3C: Competence vs Performance

When you speak your native language (NL), you don’t need to think about grammar. You navigate your NL through intuition. You can feel what is right and what is wrong. This ability to navigate language intuitively is called “competence”.

Throughout Stage 2, you focused on building comprehension because comprehension is the primary method for building competence. High-level competence allows you to look at a piece of language and intuitively know whether it’s correct.

Performance, on the other hand, is your ability to use your competence in a conversation. It’s the ability to convert your thoughts into your target language (TL), pronounce the words correctly, and maintain a natural rhythm and cadence of speech.

Competence First

At Refold, we prioritize building high-level competence first before practicing performance. Building a foundation of competence teaches you how the language is supposed to sound so you can reproduce it correctly.

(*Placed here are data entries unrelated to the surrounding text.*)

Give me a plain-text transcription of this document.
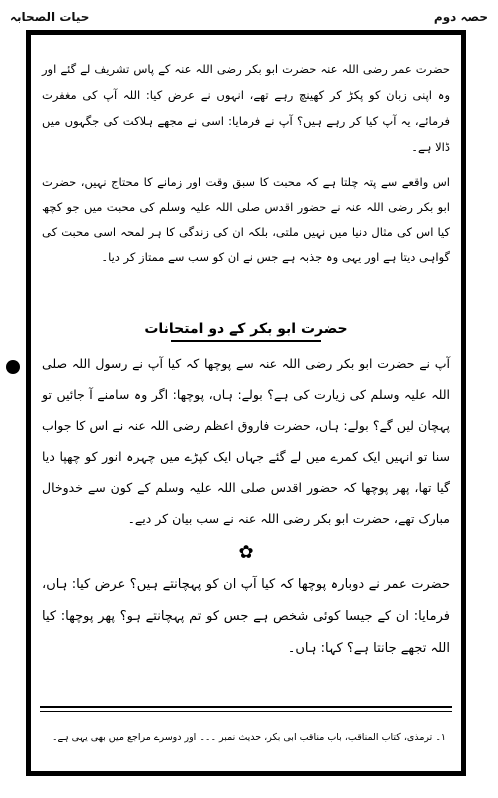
حصہ دوم
حیات الصحابہ

حضرت عمر رضی اللہ عنہ حضرت ابو بکر رضی اللہ عنہ کے پاس تشریف لے گئے اور وہ اپنی زبان کو پکڑ کر کھینچ رہے تھے، انہوں نے عرض کیا: اللہ آپ کی مغفرت فرمائے، یہ آپ کیا کر رہے ہیں؟ آپ نے فرمایا: اسی نے مجھے ہلاکت کی جگہوں میں ڈالا ہے۔

اس واقعے سے پتہ چلتا ہے کہ محبت کا سبق وقت اور زمانے کا محتاج نہیں، حضرت ابو بکر رضی اللہ عنہ نے حضور اقدس صلی اللہ علیہ وسلم کی محبت میں جو کچھ کیا اس کی مثال دنیا میں نہیں ملتی، بلکہ ان کی زندگی کا ہر لمحہ اسی محبت کی گواہی دیتا ہے اور یہی وہ جذبہ ہے جس نے ان کو سب سے ممتاز کر دیا۔

حضرت ابو بکر کے دو امتحانات

آپ نے حضرت ابو بکر رضی اللہ عنہ سے پوچھا کہ کیا آپ نے رسول اللہ صلی اللہ علیہ وسلم کی زیارت کی ہے؟ بولے: ہاں، پوچھا: اگر وہ سامنے آ جائیں تو پہچان لیں گے؟ بولے: ہاں، حضرت فاروق اعظم رضی اللہ عنہ نے اس کا جواب سنا تو انہیں ایک کمرے میں لے گئے جہاں ایک کپڑے میں چہرہ انور کو چھپا دیا گیا تھا، پھر پوچھا کہ حضور اقدس صلی اللہ علیہ وسلم کے کون سے خدوخال مبارک تھے، حضرت ابو بکر رضی اللہ عنہ نے سب بیان کر دیے۔

✿

حضرت عمر نے دوبارہ پوچھا کہ کیا آپ ان کو پہچانتے ہیں؟ عرض کیا: ہاں، فرمایا: ان کے جیسا کوئی شخص ہے جس کو تم پہچانتے ہو؟ پھر پوچھا: کیا اللہ تجھے جانتا ہے؟ کہا: ہاں۔

۱۔ ترمذی، کتاب المناقب، باب مناقب ابی بکر، حدیث نمبر ۔۔۔ اور دوسرے مراجع میں بھی یہی ہے۔
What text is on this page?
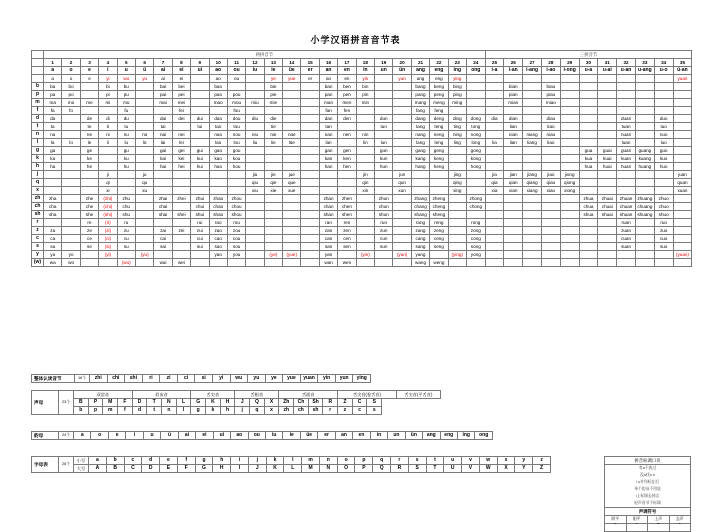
小学汉语拼音音节表
	两拼音节																								三拼音节										
	1	2	3	4	5	6	7	8	9	10	11	12	13	14	15	16	17	18	19	20	21	22	23	24	25	26	27	28	29	30	31	32	33	34	35
	a	o	e	i	u	ü	ai	ei	ui	ao	ou	iu	ie	üe	er	an	en	in	un	ün	ang	eng	ing	ong	i-a	i-an	i-ang	i-ao	i-ong	u-a	u-ai	u-an	u-ang	u-o	ü-an
	a	o	e	yi	wu	yu	ai	ei		ao	ou		ye	yue	er	an	en	yin		yun	ang	eng	ying												yuan
b	ba	bo		bi	bu		bai	bei		bao			bie			ban	ben	bin			bang	beng	bing			bian		biao							
p	pa	po		pi	pu		pai	pei		pao	pou		pie			pan	pen	pin			pang	peng	ping			pian		piao							
m	ma	mo	me	mi	mu		mai	mei		mao	mou	miu	mie			man	men	min			mang	meng	ming			mian		miao							
f	fa	fo			fu			fei			fou					fan	fen				fang	feng													
d	da		de	di	du		dai	dei	dui	dao	dou	diu	die			dan	den		dun		dang	deng	ding	dong	dia	dian		diao				duan		duo	
t	ta		te	ti	tu		tai		tui	tao	tou		tie			tan			tun		tang	teng	ting	tong		tian		tiao				tuan		tuo	
n	na		ne	ni	nu	nü	nai	nei		nao	nou	niu	nie	nüe		nan	nen	nin			nang	neng	ning	nong		nian	niang	niao				nuan		nuo	
l	la	lo	le	li	lu	lü	lai	lei		lao	lou	liu	lie	lüe		lan		lin	lun		lang	leng	ling	long	lia	lian	liang	liao				luan		luo	
g	ga		ge		gu		gai	gei	gui	gao	gou					gan	gen		gun		gang	geng		gong						gua	guai	guan	guang	guo	
k	ka		ke		ku		kai	kei	kui	kao	kou					kan	ken		kun		kang	keng		kong						kua	kuai	kuan	kuang	kuo	
h	ha		he		hu		hai	hei	hui	hao	hou					han	hen		hun		hang	heng		hong						hua	huai	huan	huang	huo	
j				ji		ju						jiu	jie	jue				jin		jun			jing		jia	jian	jiang	jiao	jiong						juan
q				qi		qu						qiu	qie	que				qin		qun			qing		qia	qian	qiang	qiao	qiong						quan
x				xi		xu						xiu	xie	xue				xin		xun			xing		xia	xian	xiang	xiao	xiong						xuan
zh	zha		zhe	(zhi)	zhu		zhai	zhei	zhui	zhao	zhou					zhan	zhen		zhun		zhang	zheng		zhong						zhua	zhuai	zhuan	zhuang	zhuo	
ch	cha		che	(chi)	chu		chai		chui	chao	chou					chan	chen		chun		chang	cheng		chong						chua	chuai	chuan	chuang	chuo	
sh	sha		she	(shi)	shu		shai	shei	shui	shao	shou					shan	shen		shun		shang	sheng								shua	shuai	shuan	shuang	shuo	
r			re	(ri)	ru				rui	rao	rou					ran	ren		run		rang	reng		rong								ruan		ruo	
z	za		ze	(zi)	zu		zai	zei	zui	zao	zou					zan	zen		zun		zang	zeng		zong								zuan		zuo	
c	ca		ce	(ci)	cu		cai		cui	cao	cou					can	cen		cun		cang	ceng		cong								cuan		cuo	
s	sa		se	(si)	su		sai		sui	sao	sou					san	sen		sun		sang	seng		song								suan		suo	
y	ya	yo		(yi)		(yu)				yao	you		(ye)	(yue)		yan		(yin)		(yun)	yang		(ying)	yong											(yuan)
(w)	wa	wo			(wu)		wai	wei								wan	wen				wang	weng													
整体认读音节	16个	zhi	chi	shi	ri	zi	ci	si	yi	wu	yu	ye	yue	yuan	yin	yun	ying
声母	23个	双唇音				唇齿音				舌尖音			舌根音			舌面音				舌尖音(卷舌音)			舌尖音(平舌音)
		B	P	M	F	D	T	N	L	G	K	H	J	Q	X	Zh	Ch	Sh	R	Z	C	S	
		b	p	m	f	d	t	n	l	g	k	h	j	q	x	zh	ch	sh	r	z	c	s	
韵母	24个	a	o	e	i	u	ü	ai	ei	ui	ao	ou	iu	ie	üe	er	an	en	in	un	ün	ang	eng	ing	ong
字母表	26个	小写	a	b	c	d	e	f	g	h	i	j	k	l	m	n	o	p	q	r	s	t	u	v	w	x	y	z
		大写	A	B	C	D	E	F	G	H	I	J	K	L	M	N	O	P	Q	R	S	T	U	V	W	X	Y	Z
拼音标调口诀
有a不放过
没a找o e
i u并列标在后
单个韵母不用说
i上标调去掉点
轻声音节不标调
声调符号
阴平	阳平	上声	去声
ˉ	ˊ	ˇ	ˋ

After building this foundation, your first attempt at output will already be vastly better than most traditional learners. Most of your competence will transfer to performance automatically, without any extra effort. You will still make mistakes, but with high-level competence you will be able to improve much faster than a traditional learner because you will be able to feel your mistakes and self-correct.

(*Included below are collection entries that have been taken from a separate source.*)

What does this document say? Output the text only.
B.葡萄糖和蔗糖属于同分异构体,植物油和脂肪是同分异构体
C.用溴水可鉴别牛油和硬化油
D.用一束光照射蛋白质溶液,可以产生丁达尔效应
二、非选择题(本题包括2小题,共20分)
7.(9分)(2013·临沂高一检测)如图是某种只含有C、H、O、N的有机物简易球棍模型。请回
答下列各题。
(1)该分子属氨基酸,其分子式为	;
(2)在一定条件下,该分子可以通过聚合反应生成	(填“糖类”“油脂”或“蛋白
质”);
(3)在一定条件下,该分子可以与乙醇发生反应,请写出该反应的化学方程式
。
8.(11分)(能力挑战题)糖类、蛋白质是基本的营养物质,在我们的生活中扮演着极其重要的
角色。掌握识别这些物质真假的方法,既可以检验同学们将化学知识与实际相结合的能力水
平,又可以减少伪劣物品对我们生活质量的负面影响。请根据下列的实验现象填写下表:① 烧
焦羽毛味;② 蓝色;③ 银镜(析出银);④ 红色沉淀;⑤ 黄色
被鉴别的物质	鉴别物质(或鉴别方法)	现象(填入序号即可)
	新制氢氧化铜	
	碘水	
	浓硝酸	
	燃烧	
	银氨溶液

If you don't build competence first and start outputting on day one, as most methods recommend, then you need to rely on a native speaker to correct every single one of your mistakes. Languages are too large and complex to become fluent through external correction alone. If you want to attain high-level fluency, you need to build an intuition for the language so you can identify your own mistakes and fix them.

By the time you reach Stage 3C, you should have level 6 comprehension in the domain of real-life conversation, which will enable you to notice and self-correct the vast majority of your mistakes.

Measuring Competence

To measure your competence:

  1. Record your own output (either speaking or writing).
  2. Review the recording/writing and note all of the mistakes you can notice.
  3. Then, ask a native speaker to make corrections.

Every mistake you were able to notice is a performance error. You’ve already developed enough competence to identify these mistakes intuitively.

Every mistake that you didn’t notice or didn’t know how to fix is a competence gap.

Fixing Errors

Performance errors are easier to correct than competence gaps. If you have enough competence to notice something, then it's just a matter of practicing until you can do it correctly.

Competence gaps are more difficult to correct. These are gaps in your intuition, which means you won't notice them without the help of a native speaker. After becoming aware of a competence gap, you need to fill it by noticing the correct usage in your immersion.